Using BPM and RPA solutions, patient appointments in healthcare systems can be prioritized and reminders can be sent to avoid no-shows. This ensures effective use of resources in a sector with especially tight margins. In the financial services sector, firms can more easily manage customers’ investment accounts, increasing productivity and capacity.
How do organizations get implementation right?
As with any advanced technology, a solution is only going to work well if it is implemented and integrated effectively. This is one of the benefits of a single platform: the integration and time to value is much faster because adopters are only working through one provider. To ensure success, a Center of Excellence to oversee and support organizations’ digitization plans, including RPA, BPM, and other IA components, needs to be established. Executive sponsorship is instrumental to scaling out automation programs. Such a top-down approach ensures the resources needed are provided and the right work culture is fostered to promote successful digitization.

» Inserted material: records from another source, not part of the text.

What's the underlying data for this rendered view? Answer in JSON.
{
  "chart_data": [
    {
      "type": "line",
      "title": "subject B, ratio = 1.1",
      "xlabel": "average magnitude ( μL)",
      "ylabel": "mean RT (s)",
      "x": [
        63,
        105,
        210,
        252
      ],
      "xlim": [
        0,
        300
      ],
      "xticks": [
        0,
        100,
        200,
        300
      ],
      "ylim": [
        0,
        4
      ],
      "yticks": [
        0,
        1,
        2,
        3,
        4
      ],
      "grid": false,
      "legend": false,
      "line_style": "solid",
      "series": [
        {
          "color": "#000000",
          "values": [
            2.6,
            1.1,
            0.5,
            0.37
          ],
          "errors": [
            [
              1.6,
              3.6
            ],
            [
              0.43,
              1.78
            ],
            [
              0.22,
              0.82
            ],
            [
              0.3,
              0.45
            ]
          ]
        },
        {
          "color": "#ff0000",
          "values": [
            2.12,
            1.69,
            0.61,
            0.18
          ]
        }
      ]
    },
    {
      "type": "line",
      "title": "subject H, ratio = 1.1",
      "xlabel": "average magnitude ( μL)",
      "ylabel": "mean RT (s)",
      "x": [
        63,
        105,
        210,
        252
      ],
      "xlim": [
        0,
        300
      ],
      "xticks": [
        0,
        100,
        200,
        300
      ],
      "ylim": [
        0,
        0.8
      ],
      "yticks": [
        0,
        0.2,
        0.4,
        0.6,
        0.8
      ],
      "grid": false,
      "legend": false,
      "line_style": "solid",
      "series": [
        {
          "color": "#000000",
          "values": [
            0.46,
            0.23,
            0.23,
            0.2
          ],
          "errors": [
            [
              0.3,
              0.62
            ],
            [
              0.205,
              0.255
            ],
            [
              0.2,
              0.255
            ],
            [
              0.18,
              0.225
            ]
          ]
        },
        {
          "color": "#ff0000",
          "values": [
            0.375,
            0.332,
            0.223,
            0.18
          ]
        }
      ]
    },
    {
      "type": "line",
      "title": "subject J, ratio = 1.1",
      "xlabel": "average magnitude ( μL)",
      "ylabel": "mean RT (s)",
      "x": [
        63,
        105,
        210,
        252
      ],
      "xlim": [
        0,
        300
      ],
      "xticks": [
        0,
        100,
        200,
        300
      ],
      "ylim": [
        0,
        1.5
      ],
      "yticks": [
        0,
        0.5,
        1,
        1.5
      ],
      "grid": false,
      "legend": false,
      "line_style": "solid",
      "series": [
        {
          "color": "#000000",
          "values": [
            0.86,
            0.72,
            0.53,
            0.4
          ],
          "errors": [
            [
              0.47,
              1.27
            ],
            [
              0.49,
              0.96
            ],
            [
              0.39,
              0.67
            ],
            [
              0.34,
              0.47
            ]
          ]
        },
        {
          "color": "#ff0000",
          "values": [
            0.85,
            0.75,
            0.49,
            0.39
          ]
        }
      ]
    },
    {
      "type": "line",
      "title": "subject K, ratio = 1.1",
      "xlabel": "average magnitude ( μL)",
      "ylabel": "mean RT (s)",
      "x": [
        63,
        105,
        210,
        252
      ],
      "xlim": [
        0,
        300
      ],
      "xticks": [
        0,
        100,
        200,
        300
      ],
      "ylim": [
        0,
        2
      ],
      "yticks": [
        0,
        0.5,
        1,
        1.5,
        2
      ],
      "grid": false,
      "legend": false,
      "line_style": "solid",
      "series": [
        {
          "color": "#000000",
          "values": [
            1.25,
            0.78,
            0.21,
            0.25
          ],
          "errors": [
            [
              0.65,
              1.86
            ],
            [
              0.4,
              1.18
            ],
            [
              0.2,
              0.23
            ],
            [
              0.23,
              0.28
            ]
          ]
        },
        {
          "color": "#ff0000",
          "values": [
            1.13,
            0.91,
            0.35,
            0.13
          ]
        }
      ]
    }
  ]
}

In our experience, those following the Robotic Operating Model (ROM) – a proven methodology for launching, maintaining, and scaling digital workforces – like TD Bank and Aviva, have been able to scale their digital operations quickly, and see tremendous returns on their investments as a result.
Digitization is on the rise. More than 65% of senior executives are increasing investments in automation and AI. As we move towards a digital-first future, it is no longer sufficient to automate individual processes in isolation in order to achieve the results businesses are striving for. Instead, to maximize impact, entire end-to-end processes need to be reimagined. With the power of BPM and RPA encompassed within an intelligent automation platform offering complementary technologies, these objectives can be achieved seamlessly and cost-effectively.